In dieser Handhabung des § 569 BGB liegt keine Einschränkung der eigentumsgrundrechtlich geschützten grundsätzlichen Verfügungsbefugnis, welche durch die soziale Funktion des Eigentumsobjekts nicht mehr hinreichend gerechtfertigt wäre (vgl. BVerfGE 37, 132 [BVerfG 23.04.1974 - 1 BvR 2270/73]<140 f.>). In Übereinstimmung mit Art. 14 Abs. 1 Satz 1 GG, der auch das Erbrecht gewährleistet, durfte der Gesetzgeber anordnen, daß der Erbe in das Mietverhältnis eintritt, obwohl er selbst - wie die Beschwerdeführerin zu Recht hervorhebt - in der Vergangenheit keine eigene Vertragstreue hat beweisen müssen. Es bedeutet keine einseitige Verschiebung zu Lasten des Wohnungseigentümers, wenn der Gesetzgeber dem Erben den Verlust dieser Position nur für den Fall zumutet, daß der Vermieter ein berechtigtes Interesse an der Wiedererlangung des unmittelbaren Besitzes geltend machen kann.

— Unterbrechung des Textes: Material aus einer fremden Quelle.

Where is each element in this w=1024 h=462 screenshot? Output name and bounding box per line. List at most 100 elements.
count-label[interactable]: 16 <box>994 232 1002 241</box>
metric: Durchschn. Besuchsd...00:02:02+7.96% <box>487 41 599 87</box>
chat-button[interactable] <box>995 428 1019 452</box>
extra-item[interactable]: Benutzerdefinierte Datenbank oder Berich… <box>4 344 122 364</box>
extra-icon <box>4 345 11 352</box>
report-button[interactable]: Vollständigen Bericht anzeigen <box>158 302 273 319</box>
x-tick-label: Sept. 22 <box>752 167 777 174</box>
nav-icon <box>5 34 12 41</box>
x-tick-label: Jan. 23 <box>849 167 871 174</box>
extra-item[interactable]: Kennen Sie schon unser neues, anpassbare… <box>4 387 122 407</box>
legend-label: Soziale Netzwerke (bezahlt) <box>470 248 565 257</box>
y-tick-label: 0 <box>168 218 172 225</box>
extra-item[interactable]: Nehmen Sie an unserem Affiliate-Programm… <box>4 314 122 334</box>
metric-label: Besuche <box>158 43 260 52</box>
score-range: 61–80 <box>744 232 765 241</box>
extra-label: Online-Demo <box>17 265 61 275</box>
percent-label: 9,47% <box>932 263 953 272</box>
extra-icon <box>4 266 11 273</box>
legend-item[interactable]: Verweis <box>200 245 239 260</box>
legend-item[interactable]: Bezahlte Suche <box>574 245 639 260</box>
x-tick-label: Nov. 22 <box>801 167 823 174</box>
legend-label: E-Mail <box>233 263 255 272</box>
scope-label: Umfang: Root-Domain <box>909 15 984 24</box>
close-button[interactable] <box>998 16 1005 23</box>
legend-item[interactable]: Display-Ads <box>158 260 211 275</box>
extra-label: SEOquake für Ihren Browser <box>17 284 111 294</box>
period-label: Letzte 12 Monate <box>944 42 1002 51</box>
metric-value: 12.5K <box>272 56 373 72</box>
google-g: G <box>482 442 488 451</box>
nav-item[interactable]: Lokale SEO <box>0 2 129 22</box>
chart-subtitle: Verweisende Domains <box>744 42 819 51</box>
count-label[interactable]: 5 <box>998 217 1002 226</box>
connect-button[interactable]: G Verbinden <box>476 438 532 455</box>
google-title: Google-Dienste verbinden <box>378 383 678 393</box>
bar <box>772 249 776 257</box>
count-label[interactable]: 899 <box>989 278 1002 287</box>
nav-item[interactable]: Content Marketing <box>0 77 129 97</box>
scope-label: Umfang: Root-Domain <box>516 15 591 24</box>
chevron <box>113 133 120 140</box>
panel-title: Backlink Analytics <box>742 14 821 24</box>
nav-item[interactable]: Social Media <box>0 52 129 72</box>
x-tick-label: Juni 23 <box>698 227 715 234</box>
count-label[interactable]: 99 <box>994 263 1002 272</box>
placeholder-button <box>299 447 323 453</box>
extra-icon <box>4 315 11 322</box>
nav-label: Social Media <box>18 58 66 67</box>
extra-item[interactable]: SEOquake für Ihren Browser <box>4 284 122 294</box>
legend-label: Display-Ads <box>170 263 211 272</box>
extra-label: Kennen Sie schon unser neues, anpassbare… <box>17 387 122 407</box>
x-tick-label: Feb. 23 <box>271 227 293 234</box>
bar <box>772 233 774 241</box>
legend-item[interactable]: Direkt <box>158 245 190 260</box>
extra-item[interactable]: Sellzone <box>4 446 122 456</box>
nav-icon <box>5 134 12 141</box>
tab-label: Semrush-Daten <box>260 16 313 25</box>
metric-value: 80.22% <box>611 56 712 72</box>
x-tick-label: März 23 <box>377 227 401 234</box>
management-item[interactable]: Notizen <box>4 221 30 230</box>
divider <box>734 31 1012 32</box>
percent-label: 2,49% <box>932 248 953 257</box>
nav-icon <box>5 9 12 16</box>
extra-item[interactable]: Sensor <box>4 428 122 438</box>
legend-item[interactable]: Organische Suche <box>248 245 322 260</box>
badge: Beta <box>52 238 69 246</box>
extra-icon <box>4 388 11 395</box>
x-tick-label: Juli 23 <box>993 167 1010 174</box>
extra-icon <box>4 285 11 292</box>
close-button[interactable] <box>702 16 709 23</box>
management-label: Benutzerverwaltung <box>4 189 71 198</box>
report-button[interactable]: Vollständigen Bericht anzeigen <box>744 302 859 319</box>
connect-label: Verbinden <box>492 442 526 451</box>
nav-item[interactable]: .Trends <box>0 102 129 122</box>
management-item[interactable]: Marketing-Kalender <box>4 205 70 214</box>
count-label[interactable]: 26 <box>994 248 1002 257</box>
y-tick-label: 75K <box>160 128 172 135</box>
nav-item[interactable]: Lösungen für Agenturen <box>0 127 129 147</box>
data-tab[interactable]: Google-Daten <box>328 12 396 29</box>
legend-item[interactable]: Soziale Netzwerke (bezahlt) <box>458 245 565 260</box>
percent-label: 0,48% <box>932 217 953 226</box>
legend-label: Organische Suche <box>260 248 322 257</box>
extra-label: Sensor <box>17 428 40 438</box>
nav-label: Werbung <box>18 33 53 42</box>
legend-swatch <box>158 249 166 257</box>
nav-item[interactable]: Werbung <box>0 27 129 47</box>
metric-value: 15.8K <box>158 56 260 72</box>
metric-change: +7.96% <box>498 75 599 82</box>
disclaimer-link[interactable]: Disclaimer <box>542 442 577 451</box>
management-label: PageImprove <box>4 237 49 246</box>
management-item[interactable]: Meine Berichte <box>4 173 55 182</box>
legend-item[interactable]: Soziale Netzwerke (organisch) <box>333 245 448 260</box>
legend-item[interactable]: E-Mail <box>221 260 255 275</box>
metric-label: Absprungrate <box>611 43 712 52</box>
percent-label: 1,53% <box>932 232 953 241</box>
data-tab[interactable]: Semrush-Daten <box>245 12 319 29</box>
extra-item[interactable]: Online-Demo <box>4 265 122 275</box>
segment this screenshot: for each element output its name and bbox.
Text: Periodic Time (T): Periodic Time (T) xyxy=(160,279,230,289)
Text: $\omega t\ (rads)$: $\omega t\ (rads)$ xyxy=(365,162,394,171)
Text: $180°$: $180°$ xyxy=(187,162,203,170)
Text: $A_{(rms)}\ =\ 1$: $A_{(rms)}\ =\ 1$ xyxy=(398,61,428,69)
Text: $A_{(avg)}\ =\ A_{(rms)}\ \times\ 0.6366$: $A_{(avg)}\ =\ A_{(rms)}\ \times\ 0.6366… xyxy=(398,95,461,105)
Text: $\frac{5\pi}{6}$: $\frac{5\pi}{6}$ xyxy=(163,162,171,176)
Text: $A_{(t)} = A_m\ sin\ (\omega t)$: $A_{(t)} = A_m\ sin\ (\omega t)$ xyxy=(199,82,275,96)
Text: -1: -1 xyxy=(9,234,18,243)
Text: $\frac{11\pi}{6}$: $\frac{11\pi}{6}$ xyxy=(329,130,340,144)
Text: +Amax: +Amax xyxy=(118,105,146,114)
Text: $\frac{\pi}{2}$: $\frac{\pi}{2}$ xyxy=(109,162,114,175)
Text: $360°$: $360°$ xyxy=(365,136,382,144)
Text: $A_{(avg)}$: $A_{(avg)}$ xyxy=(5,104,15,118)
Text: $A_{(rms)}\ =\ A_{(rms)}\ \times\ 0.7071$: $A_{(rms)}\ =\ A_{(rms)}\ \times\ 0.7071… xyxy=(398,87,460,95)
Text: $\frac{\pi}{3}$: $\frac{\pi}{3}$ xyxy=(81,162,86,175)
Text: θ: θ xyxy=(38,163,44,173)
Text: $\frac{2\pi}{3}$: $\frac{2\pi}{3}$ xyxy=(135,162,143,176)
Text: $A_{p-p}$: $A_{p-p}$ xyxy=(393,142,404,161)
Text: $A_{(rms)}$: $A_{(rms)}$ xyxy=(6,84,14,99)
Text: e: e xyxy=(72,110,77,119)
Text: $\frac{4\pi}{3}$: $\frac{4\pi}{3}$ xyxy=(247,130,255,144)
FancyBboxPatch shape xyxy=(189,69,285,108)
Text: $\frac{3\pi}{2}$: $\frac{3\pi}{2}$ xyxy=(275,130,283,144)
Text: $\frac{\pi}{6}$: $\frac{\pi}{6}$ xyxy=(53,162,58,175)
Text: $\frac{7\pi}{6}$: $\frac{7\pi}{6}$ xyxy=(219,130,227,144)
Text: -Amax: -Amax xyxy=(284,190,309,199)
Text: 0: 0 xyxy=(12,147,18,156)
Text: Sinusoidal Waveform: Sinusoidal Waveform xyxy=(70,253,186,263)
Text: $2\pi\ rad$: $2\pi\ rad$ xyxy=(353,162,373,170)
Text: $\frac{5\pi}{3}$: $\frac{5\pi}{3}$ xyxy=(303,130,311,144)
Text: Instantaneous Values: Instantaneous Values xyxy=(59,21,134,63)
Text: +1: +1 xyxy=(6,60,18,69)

Dies gilt auch dann, wenn der Erbe die Wohnung nicht selbst nutzen will. Denn auch in diesem Fall hat er ein Interesse daran, den durch den Erbfall erlangten Besitz an der Sache zu behalten. Ob Art. 14 Abs. 1 Satz 1 GG gebietet, in diesem Fall geringere Anforderungen an das berechtigte Interesse des Vermieters zu stellen (so Köhler, Handbuch der Wohnraummiete, 3. Aufl., 1988, § 23 Rdnr. 3; ebenso RayObLG, RES § 564 b BGB Nr. 32), braucht nicht entschieden zu werden, weil im Kündigungsschreiben vom 3. März 1989 überhaupt kein Interesse im Sinne des § 564 b BGB genannt worden war.

7

Die Anwendung von § 564 b Abs. 2 Nr. 2 Satz 2 BGB ist dann eine von Verfassungs wegen gleichfalls nicht zu beanstandende Folge. Diese Vorschrift hat vor der Eigentumsgewährleistung Bestand.

8

Diese Entscheidung ist unanfechtbar.